Sui Network lance Sui Spheres, des environnements d’exécution contrôlés permettant aux institutions d’exécuter des flux de travail multipartites privés tout en restant connectées à l’écosystème Sui.
La Fondation Sui a rendu public mercredi des détails sur Sui Spheres, un produit que trois années d’hésitation institutionnelle ont sans doute rendu inévitable.
La plupart des entreprises s’appuyant sur la blockchain se sont heurtées au même mur. Une exposition publique complète tue certains flux de travail. Les systèmes entièrement privés créent des silos dont personne ne veut. La Fondation Sui l’a clairement décrit dans le article de blog officiel de Sphères: les équipes doivent contrôler qui participe, quelles données sont visibles et comment le système fonctionne, sans se couper de l’infrastructure partagée.
Spheres n’est pas une sidechain
Les nouveaux environnements se distinguent du réseau public Sui de par leur conception. À l’intérieur d’une sphère, les participants se coordonnent et effectuent des transactions en privé. Différents rôles obtiennent des vues différentes du même système. Un bureau de prêt voit ses propres positions. Une contrepartie voit la sienne. Aucun des deux ne voit l’exposition de l’autre.

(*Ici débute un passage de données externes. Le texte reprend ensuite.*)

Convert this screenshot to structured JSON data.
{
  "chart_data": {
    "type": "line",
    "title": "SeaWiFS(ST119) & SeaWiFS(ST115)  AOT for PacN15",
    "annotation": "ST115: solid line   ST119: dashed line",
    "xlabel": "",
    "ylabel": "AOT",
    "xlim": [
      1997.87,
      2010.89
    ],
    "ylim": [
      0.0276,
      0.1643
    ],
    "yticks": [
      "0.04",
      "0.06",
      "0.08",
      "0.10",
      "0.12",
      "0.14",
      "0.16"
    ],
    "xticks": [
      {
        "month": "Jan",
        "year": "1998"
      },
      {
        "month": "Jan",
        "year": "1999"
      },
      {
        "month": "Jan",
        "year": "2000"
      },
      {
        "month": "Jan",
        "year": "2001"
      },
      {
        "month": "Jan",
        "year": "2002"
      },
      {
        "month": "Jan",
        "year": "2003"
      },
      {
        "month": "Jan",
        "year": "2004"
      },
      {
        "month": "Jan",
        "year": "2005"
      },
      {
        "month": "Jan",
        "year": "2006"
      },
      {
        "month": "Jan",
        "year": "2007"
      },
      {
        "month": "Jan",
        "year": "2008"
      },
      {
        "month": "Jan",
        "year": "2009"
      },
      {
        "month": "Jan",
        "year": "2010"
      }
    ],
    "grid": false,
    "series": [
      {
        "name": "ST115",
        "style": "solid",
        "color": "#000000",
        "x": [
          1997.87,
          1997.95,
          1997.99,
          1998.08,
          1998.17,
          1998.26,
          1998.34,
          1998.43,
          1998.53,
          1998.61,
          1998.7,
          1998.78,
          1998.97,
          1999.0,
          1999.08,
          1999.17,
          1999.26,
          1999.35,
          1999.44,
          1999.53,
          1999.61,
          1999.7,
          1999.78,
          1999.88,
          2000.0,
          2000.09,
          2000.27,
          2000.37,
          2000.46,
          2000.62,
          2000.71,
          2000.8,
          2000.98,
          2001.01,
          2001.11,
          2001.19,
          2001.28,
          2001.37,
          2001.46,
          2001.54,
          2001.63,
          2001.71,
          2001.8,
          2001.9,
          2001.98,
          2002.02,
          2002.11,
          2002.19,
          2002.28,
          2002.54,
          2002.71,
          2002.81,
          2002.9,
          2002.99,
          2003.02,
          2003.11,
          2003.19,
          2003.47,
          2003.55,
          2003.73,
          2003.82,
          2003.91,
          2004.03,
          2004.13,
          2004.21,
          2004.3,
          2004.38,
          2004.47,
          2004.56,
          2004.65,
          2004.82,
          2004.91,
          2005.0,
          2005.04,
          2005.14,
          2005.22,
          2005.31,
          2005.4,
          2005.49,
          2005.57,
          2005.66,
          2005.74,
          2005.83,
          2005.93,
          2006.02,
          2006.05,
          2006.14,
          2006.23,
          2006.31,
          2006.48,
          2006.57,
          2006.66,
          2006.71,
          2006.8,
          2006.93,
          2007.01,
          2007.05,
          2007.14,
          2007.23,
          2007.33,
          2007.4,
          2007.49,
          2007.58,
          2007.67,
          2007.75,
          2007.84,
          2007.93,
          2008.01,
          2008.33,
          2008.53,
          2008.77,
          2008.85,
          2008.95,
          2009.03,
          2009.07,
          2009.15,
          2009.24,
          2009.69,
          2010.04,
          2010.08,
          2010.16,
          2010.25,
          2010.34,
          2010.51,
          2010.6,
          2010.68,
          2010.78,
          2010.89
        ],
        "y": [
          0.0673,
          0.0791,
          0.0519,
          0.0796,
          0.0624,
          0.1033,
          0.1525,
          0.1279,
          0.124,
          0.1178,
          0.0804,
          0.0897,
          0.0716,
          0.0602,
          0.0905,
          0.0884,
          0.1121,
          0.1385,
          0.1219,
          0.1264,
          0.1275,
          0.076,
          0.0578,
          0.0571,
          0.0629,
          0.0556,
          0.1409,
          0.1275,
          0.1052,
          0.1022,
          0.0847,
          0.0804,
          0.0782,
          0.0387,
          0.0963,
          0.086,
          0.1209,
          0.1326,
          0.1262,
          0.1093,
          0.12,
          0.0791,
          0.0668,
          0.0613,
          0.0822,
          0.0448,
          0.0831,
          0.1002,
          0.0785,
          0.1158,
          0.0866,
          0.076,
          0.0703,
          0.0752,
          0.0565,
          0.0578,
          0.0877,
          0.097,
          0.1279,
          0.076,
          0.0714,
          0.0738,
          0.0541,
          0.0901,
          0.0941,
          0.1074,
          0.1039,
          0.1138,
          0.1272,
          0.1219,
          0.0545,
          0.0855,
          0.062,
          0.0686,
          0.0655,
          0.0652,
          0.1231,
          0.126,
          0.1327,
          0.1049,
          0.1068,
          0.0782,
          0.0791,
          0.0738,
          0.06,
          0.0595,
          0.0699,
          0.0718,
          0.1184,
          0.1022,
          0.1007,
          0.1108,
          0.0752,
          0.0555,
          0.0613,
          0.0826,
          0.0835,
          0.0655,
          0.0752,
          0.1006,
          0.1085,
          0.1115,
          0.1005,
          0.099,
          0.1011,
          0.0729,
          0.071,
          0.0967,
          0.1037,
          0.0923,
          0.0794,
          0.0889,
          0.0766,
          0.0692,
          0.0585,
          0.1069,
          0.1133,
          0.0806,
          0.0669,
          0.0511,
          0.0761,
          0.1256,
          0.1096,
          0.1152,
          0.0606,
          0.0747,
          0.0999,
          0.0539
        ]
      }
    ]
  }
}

Cette partie compte. La Fondation Sui a expliqué clairement pourquoi l’extension du réseau public ne fonctionnerait pas. La couche publique est conçue pour une participation ouverte et un état partagé mondial. Ces propriétés, selon la Fondation, vont à l’encontre d’une visibilité sélective dès la conception. Les sphères ne plient pas la couche publique. Ils créent un environnement d’exécution distinct dans lequel la participation restreinte constitue le principal objectif et non une solution de contournement.
La Fondation Sui a noté que transactions confidentiellesapprochent déjà sur le réseau principal. Les sphères poussent cette logique de confidentialité plus loin et la structurent autour de participants connus et gouvernés.
Qui a réellement besoin de ça
La Fondation a cité trois catégories d’intérêt : les infrastructures financières, les marchés privés et les systèmes multipartites. Produits structurés, gestion des garanties, prêts interinstitutionnels. Des plateformes connectant plusieurs entreprises où chaque partie a besoin de son propre point de vue et non de celui des autres. Systèmes basés sur des agents fonctionnant sur un état partagé avec un accès restreint intégré.
Le schéma dans les trois est le même. Plusieurs partis indépendants. Logique partagée. Différentes contraintes sur ce que chacun peut voir. Cette combinaison ne s’est jamais parfaitement adaptée ni à une chaîne publique ni à une chaîne privée.
C’est le juste milieu que Sui Spheres cible. Les premiers partenaires de conception sont déjà impliqués, selon le message de la Fondation, bien qu’aucun nom n’ait été divulgué. La réflexion, comme le dit la Fondation, est toujours en évolution.
En dehors de la Sphère, les résultats sélectionnés peuvent être rendus visibles ou interopérables avec le contexte plus large. Réseau Suilorsque le cas d’utilisation l’exige. Les équipes peuvent évoluer entre des environnements contrôlés et ouverts en fonction de ce qui crée de la valeur réelle. Les systèmes à locataire unique qui n’interagissent pas en externe n’en ont pas besoin. Les flux de travail entièrement sans autorisation disposent déjà du réseau public. Les sphères se situent entre les deux.
La Fondation a été évaluée en fonction de la situation actuelle. La plupart de ce qu’ils ont appris provient d’une poignée de partenariats approfondis. Le design est encore en train de prendre forme. Mais les discussions ont lieu et la direction ne change pas.